To a pulsating beat, Ramona Kozma melancholically sings about a worthless life that is given meaning by a dark pair of eyes. Yiddish singing mixes with the tango rhythm.
Kozma plays accordion and sings with Trio Picon, a German ensemble playing Yiddish tango. The band is one of many groups performing at the opening of the Festival Shalom Music. Cologne appear. The week-long event, an offshoot of the city’s celebrations of 1700 years of Jewish life in Germany, is dedicated to showcasing Jewish music.
Yiddish tango was a popular genre in the 1920s and 1930s, with poets from Latin America, the United States and Eastern Europe writing lyrics in the language of Ashkenazi Jews to emotive Argentine music. Still, it’s not a style of music that most people think of when they think of Jewish music.
“I found that there is a relatively large knowledge gap,” says Kozma. “For example, Balkan music or Romanian music is often associated with Jewish music. But that’s just not right.”
Yiddish tango is one of many genres featured on the festival programme. The palette ranges from classical art songs to contemporary jazz and club music to synagogue organ works. The musical diversity reflects the diversity of Jewish experiences. But what is “Jewish music”?
No overarching parenthesis
Jean Goldenbaum, professor at the European Center for Jewish Music in Hanover, is very familiar with this question – it is usually the first one he is asked. “The first thing I explain is that there is no definitive answer. And there is no concrete answer either,” says Goldenbaum.
There is no overarching bracket that unites Jewish music, he explains. Rather, it depends on which parameters are set and which elements are then available accordingly. “Bring something that we can use in the [jüdischen] cultural universe?”
A very restrictive interpretation may define Jewish music as liturgical music in Hebrew intended for the synagogue. In the case of Yiddish tango, the elements transcend language. “Yiddish tango is definitely written in the ‘typical’ tonality of synagogue music, which is also found in klezmer music,” says Ramona Kozma.
Compositions by non-Jewish composers that use Jewish elements can also fall under the category of Jewish music. A well-known example was performed on the opening night of the Shalom Music Festival: “Kol Nidrei” by Max Bruch. The Protestant composer wrote the piece based on Jewish melodies for the Liverpool Jewish community in the early 1880s.
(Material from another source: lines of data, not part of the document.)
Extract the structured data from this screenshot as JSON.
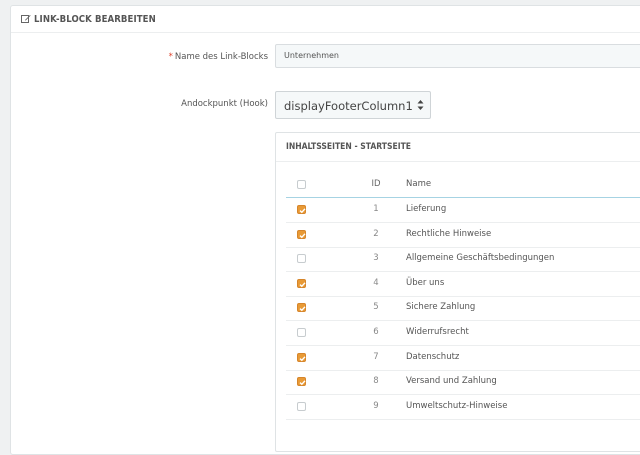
{
  "panel": {
    "title": "LINK-BLOCK BEARBEITEN"
  },
  "form": {
    "name_required_mark": "*",
    "name_label": "Name des Link-Blocks",
    "name_value": "Unternehmen",
    "hook_label": "Andockpunkt (Hook)",
    "hook_value": "displayFooterColumn1"
  },
  "cms": {
    "title": "INHALTSSEITEN - STARTSEITE",
    "header": {
      "id": "ID",
      "name": "Name"
    },
    "rows": [
      {
        "id": "1",
        "name": "Lieferung",
        "checked": true
      },
      {
        "id": "2",
        "name": "Rechtliche Hinweise",
        "checked": true
      },
      {
        "id": "3",
        "name": "Allgemeine Geschäftsbedingungen",
        "checked": false
      },
      {
        "id": "4",
        "name": "Über uns",
        "checked": true
      },
      {
        "id": "5",
        "name": "Sichere Zahlung",
        "checked": true
      },
      {
        "id": "6",
        "name": "Widerrufsrecht",
        "checked": false
      },
      {
        "id": "7",
        "name": "Datenschutz",
        "checked": true
      },
      {
        "id": "8",
        "name": "Versand und Zahlung",
        "checked": true
      },
      {
        "id": "9",
        "name": "Umweltschutz-Hinweise",
        "checked": false
      }
    ]
  },
  "colors": {
    "checkbox_on": "#e89a36",
    "accent_line": "#a6d3e3"
  }
}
The title refers to a prayer recited on the eve of Yom Kippur.
identities and history
The reverse scenario – a work by a composer of Jewish descent that contains no obvious elements of Jewish musical tradition – is perhaps the most controversial when it comes to defining Jewish music, explains Jean Goldenbaum: “If the piece has no Jewish musical elements and no contains Jewish texts, but the composer is a Jew – how do we deal with that?”
Differences of opinion are inevitable, he adds – and that’s a good thing: “Because it’s about perspectives and concepts. How do you want to understand music? And it’s about identity.”
An example of the difficulties associated with questions of identity is the music of the Austrian composer Gustav Mahler. He was born a Jew but converted to Catholicism for employment at the Habsburg court. His compositions do not obviously draw on Jewish elements. The opening concert of the Shalom music festival featured classical songs in which Mahler used traditional German folk poetry.
Central African influences
The festival’s co-artistic director, Thomas Hoeft, emphasizes that there is more than one vantage point through which Mahler’s music can be viewed. “This repertoire has many more characteristics,” he says. “Is there something specifically Jewish about Gustav Mahler? Is that denied? Has he repressed it himself?”
“Electric Counterpoint,” a work by contemporary American composer Steve Reich, is another example of an ambiguous composition. While other works nod to his Jewish heritage, this electric guitar and sample loop piece uses Central African horn elements.
And then there’s The White Screen’s self-described “sexually charged freak party.” There is nothing particularly “Jewish” about the duo’s music, says Thomas Höft. The band combines art rock, gospel punk and psychedelic pop, always with an outsider’s perspective. “Is that Jewish, Israeli or even totally colorful world music? Is that queer music from a dance floor context?”
With its broad, inclusive approach, the Shalom Music Festival has curated a program that spans the Middle Ages to the present day, encompassing myriad styles of music and encouraging audiences to reflect on their own vision of Jewish music.